As 2020 began, the aviation industry globally was already looking forward to slowing demand for air travel, reflecting in part a general deceleration in economic growth around the world. The industry outlook is still profitable, although margins continue to be under pressure. After a decline in global air cargo in 2019 caused by an escalating trade war between the United States and China, a tentative truce brightened the outlook and encouraged many to predict that the risk of recession was dissipating.

China’s growth, as well as the expansion of its middle class, has been fueling the expansion in global aviation for several years. But even before the Wuhan coronavirus, the Chinese economy had been showing signs of slowing down with several forecasts calling for GDP growth in 2020 under six percent. Already in 2019, China reported its slowest growth rate in almost 30 years. In 2003, the SARS coronavirus cut global economic activity by $33 billion, and that was when China only accounted for four percent of global output. Today its share is more than four times that.

Escalating numbers

China is being far more proactive in its efforts to contain the spread of the virus than it was during the SARS pandemic. In response to the Wuhan virus, China has already restricted the mobility of some 60 million of its citizens by putting 16 cities in lockdown, including the city of Wuhan, one of the largest cities in China and a major industrial hub where 11 million people live.

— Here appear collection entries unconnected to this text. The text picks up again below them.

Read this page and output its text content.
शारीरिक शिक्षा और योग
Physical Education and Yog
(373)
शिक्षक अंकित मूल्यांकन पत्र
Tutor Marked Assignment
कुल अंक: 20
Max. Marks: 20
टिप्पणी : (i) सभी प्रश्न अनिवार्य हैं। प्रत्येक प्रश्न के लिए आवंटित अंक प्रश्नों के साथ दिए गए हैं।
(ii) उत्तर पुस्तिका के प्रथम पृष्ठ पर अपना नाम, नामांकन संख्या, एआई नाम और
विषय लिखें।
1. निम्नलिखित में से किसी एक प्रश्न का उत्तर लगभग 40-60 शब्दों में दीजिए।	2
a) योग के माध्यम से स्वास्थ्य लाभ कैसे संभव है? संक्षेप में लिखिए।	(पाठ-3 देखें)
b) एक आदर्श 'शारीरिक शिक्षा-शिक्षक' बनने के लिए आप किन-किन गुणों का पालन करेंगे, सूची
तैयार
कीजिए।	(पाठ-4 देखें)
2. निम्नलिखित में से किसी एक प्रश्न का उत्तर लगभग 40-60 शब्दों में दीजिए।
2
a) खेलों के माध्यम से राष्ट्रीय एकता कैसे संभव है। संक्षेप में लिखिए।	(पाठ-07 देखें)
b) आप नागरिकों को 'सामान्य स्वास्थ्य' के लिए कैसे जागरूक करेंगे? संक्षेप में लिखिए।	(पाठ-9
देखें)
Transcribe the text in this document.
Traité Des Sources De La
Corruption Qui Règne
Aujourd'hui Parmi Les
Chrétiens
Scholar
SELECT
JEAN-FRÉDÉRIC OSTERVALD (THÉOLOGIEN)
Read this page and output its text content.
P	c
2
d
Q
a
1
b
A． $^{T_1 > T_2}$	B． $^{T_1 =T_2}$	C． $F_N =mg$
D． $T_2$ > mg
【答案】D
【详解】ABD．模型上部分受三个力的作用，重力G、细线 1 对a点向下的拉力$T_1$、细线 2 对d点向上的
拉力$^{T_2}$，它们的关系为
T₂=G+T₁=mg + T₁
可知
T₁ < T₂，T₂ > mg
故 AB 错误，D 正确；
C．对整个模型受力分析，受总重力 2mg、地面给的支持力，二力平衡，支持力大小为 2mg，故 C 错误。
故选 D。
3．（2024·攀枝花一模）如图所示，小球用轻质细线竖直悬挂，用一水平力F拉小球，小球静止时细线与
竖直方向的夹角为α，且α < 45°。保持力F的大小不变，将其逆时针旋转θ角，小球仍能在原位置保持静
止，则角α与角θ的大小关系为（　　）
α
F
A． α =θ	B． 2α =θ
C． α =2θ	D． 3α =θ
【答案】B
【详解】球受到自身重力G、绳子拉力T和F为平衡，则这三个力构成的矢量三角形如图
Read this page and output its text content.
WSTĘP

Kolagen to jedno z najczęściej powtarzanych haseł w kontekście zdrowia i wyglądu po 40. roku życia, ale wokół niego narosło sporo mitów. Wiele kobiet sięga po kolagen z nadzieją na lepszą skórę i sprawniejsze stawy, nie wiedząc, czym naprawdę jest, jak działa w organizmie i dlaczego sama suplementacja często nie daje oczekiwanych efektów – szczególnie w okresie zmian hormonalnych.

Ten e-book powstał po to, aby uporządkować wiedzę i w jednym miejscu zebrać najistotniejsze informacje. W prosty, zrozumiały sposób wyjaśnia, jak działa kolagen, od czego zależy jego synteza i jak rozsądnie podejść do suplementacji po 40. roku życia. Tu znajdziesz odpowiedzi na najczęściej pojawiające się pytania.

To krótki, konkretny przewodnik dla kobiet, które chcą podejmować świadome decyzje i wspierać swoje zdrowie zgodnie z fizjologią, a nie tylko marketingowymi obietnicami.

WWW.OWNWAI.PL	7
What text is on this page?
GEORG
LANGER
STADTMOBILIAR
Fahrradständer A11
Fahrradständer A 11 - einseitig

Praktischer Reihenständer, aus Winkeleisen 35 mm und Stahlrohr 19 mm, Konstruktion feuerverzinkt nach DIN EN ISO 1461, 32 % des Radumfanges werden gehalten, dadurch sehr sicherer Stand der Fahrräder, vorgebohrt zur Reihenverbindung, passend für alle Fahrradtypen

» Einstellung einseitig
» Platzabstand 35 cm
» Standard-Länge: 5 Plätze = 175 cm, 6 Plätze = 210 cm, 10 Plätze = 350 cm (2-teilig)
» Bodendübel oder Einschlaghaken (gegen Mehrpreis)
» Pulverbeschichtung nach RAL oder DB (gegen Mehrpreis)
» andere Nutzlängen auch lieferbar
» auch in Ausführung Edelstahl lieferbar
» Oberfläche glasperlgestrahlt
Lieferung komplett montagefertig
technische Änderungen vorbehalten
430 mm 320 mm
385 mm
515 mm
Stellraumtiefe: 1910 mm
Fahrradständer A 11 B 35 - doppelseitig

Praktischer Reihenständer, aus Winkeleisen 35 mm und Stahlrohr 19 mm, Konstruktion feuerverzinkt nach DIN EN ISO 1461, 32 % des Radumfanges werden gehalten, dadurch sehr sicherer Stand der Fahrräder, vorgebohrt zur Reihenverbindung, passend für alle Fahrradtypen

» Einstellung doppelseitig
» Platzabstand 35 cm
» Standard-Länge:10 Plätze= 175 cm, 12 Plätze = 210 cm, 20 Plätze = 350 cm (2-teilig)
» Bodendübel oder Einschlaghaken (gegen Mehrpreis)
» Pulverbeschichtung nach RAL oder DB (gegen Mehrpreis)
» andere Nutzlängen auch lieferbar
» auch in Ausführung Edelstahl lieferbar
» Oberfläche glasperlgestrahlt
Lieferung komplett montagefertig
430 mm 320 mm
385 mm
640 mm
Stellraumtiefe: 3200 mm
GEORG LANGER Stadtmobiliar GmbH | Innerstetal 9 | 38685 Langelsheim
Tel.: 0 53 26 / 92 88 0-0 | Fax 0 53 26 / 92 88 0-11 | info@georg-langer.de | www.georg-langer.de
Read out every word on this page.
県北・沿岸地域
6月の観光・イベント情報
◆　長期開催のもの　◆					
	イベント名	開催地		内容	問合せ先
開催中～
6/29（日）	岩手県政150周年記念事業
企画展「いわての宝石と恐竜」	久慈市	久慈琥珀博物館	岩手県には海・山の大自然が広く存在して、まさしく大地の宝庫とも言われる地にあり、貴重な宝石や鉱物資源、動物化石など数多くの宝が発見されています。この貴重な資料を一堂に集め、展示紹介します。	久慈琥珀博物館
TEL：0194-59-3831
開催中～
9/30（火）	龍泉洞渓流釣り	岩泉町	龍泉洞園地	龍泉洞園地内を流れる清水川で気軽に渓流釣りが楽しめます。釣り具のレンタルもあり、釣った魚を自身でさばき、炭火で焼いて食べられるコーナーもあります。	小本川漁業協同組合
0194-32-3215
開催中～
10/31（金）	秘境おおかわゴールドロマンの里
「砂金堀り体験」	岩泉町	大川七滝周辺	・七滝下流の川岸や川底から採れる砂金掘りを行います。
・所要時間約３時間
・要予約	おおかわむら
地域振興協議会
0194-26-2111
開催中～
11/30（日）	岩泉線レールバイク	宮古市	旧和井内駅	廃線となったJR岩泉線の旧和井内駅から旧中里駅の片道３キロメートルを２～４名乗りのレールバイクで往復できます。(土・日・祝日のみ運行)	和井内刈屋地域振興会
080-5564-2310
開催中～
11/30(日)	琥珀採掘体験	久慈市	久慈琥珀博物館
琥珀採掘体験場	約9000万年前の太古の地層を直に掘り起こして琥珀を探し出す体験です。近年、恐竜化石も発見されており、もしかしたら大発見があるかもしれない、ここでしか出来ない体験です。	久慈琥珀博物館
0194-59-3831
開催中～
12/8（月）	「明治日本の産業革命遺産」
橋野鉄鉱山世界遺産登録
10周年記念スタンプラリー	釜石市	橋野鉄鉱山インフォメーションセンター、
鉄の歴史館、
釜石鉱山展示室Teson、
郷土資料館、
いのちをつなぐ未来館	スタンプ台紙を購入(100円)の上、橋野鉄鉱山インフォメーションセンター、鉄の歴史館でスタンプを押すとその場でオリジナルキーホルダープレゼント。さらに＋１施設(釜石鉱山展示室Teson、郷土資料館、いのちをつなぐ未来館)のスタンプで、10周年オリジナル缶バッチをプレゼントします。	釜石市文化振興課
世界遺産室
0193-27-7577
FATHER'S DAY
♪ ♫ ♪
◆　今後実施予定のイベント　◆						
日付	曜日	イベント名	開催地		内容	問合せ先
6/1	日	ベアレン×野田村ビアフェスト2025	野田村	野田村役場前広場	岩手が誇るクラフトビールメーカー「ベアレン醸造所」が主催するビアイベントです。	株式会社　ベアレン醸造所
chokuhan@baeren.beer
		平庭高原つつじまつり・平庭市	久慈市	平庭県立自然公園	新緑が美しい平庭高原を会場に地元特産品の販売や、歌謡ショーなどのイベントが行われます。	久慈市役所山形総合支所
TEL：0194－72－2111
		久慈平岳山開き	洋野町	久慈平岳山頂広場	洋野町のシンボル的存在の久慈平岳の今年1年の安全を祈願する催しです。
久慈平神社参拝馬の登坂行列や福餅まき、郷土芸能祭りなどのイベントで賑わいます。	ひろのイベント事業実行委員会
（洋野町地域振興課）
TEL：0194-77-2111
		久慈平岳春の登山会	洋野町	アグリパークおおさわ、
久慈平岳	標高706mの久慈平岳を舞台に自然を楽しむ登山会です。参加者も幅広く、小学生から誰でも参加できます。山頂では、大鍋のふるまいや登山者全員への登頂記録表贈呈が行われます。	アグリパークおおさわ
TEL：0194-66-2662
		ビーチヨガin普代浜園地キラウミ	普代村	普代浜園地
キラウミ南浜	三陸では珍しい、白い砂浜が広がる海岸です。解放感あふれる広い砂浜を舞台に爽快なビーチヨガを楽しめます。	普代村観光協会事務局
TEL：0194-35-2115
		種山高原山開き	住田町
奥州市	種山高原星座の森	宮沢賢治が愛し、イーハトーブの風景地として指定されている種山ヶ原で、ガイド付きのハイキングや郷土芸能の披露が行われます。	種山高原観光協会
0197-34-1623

The virus restrictions hit China at a particularly unfortunate time — during Lunar New Year when much of the country travels to visit relatives and tourists come to celebrate. Thanks to the closures of factories and other businesses throughout China and China’s dominant role in the global supply chain, many are predicting temporary disruptions in manufacturing globally because of the virus.

Even with the closures, the virus is spreading fast. Since the first case in December, the disease has infected more than 9,700 people worldwide in less than two months — already more than the 8,098 infected during the SARS outbreak between November 2002 and July 2003. And the number is moving up daily. Most of the sick are in China, but at least 21 nations have reported cases, including Taiwan, Japan, Vietnam, the United States, Germany, Singapore, and South Korea. As of January 30, 213 people had died — all in China. No vaccine has been developed yet.

While the economic repercussions from this outbreak are likely to be short lived as was the impact from the SARS pandemic, the disease is hitting at a time when the global economy is somewhat fragile and investors nervous.

Khalid Usman is a senior vice president with Oliver Wyman’s transportation practice. Douglas Carlucci is a partner in Oliver Wyman’s transportation and digital practices.